SOUTH HOLLAND | The Village Board granted a pair of conditional use permits this week that will permit a pair of businesses to locate within the village.
One permit is for a Burger King on the southwest corner of 162nd Street and South Park Avenue. The other is to the owners of a nail salon and a funeral home who want to combine their businesses at a single location on Westview Avenue.
Both businesses required the conditional permits because they did not comply with standards established for businesses in village ordinances.
In the case of Burger King, it is because the franchise will have a drive-up window. The funeral home required a conditional permit because ordinances do not specifically permit funeral parlors to operate within the village and they must be approved on a case by case basis.
Despite those restrictions, both measures received votes of 4-0 from the Village Board when it met Monday with no vocal opposition to either idea. Both projects had previously been studied, and recommended by the village’s Planning and Development Commission when it met last week.
The Burger King would go on the site of what once was a Walgreens store at the downtown South Holland location. The building now sits empty, as Walgreens moved a few years ago across the street.

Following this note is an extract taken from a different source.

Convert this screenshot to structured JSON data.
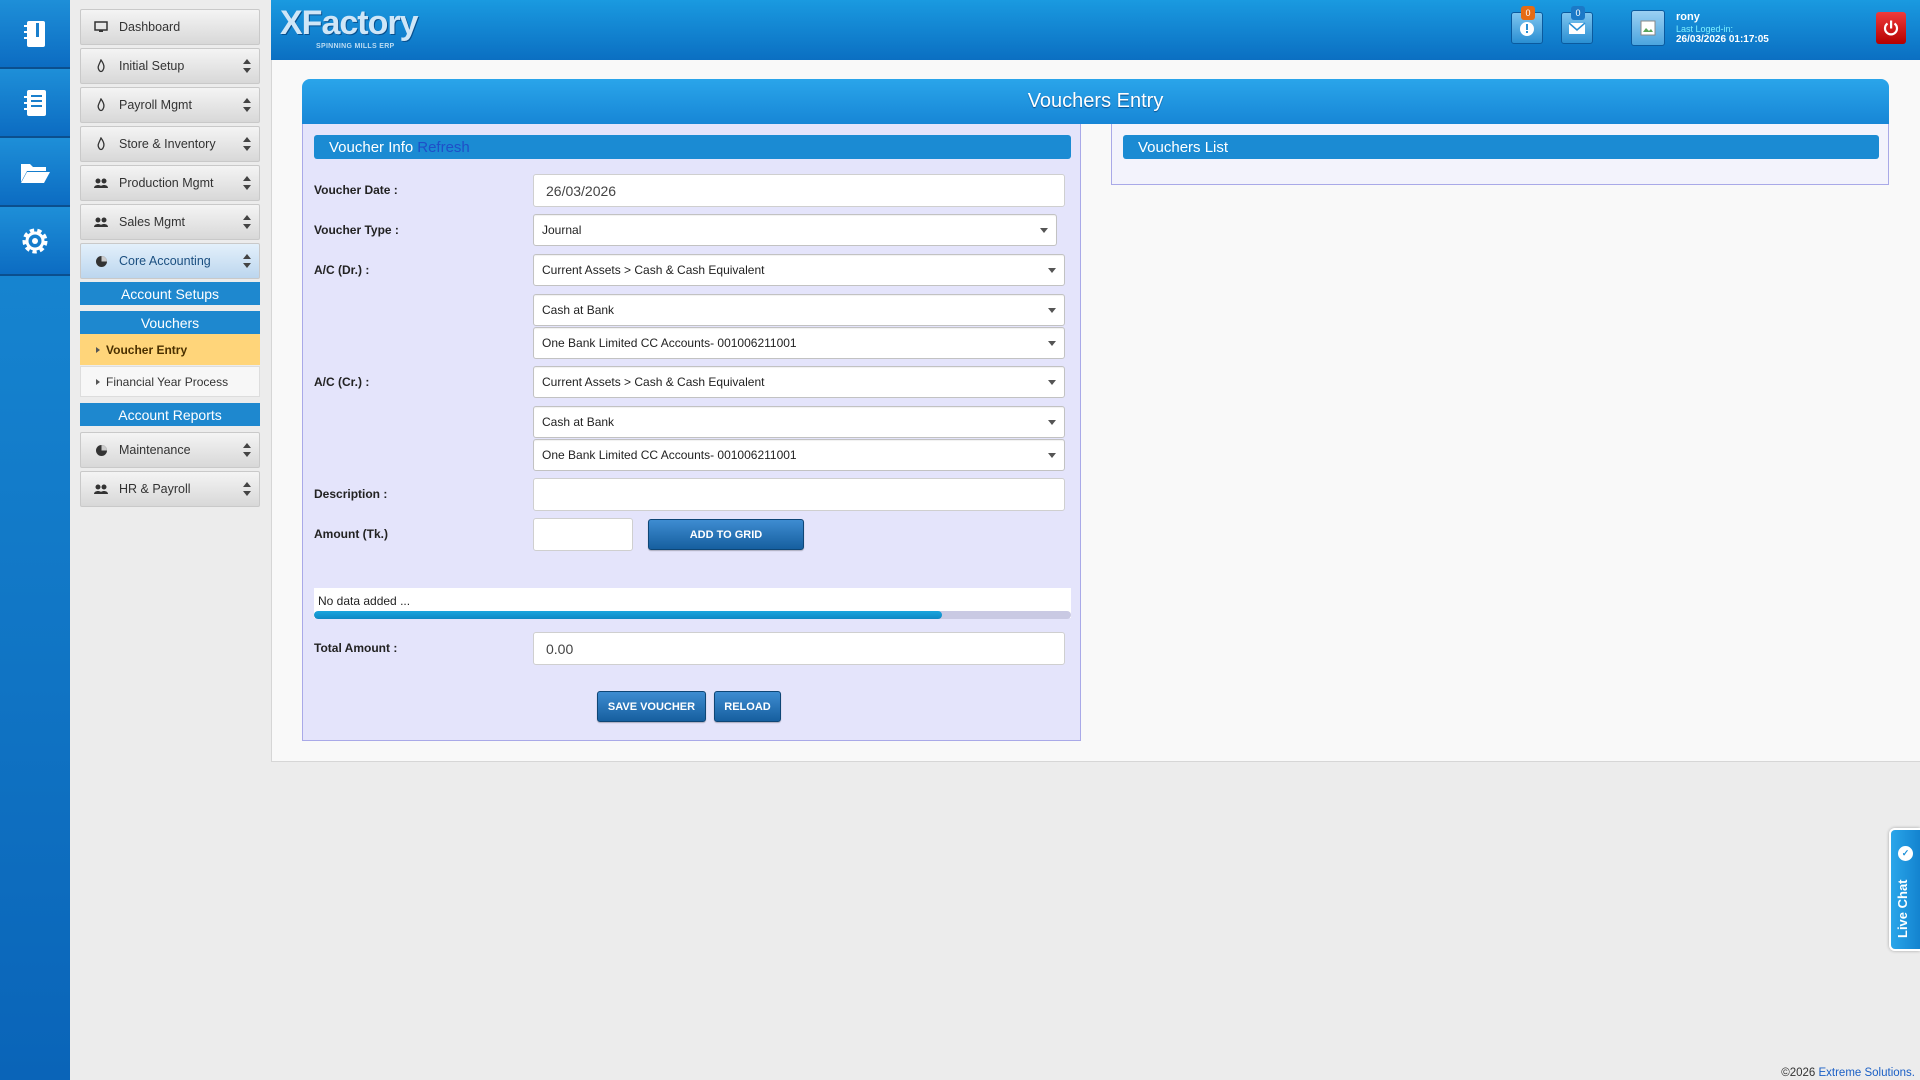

Chuck Herbst, a vice president of management services, said the Burger King would have a children’s play lot. He also said the building would have ornate outer brickwork to make the structure stand out among the other buildings at the intersection. South Holland considers the location a key part of its efforts to develop a downtown business district.
“There’s going to be a lot more character to the building,” Herbst said.
As for the other business, Village Attorney Timothy Lapp said a nail salon on Sibley Boulevard in Dolton and a funeral home on 154th Street in South Holland, currently are owned by the same family, which wishes to move both businesses to a structure recently purchased at 17135 Westview Ave.
The structure has two separate entrances, once which would be used by the nail salon and the other for the funeral home.
Economic Development Director John Watson said no embalming will be performed at the facility, which would consist of a chapel where funeral services could be held.
Village Trustee Cynthia Nylen said she was pleased to see the building that has sat vacant in recent years be in operation.
“They will be a good use for the building, although they are an interesting combination,” she said.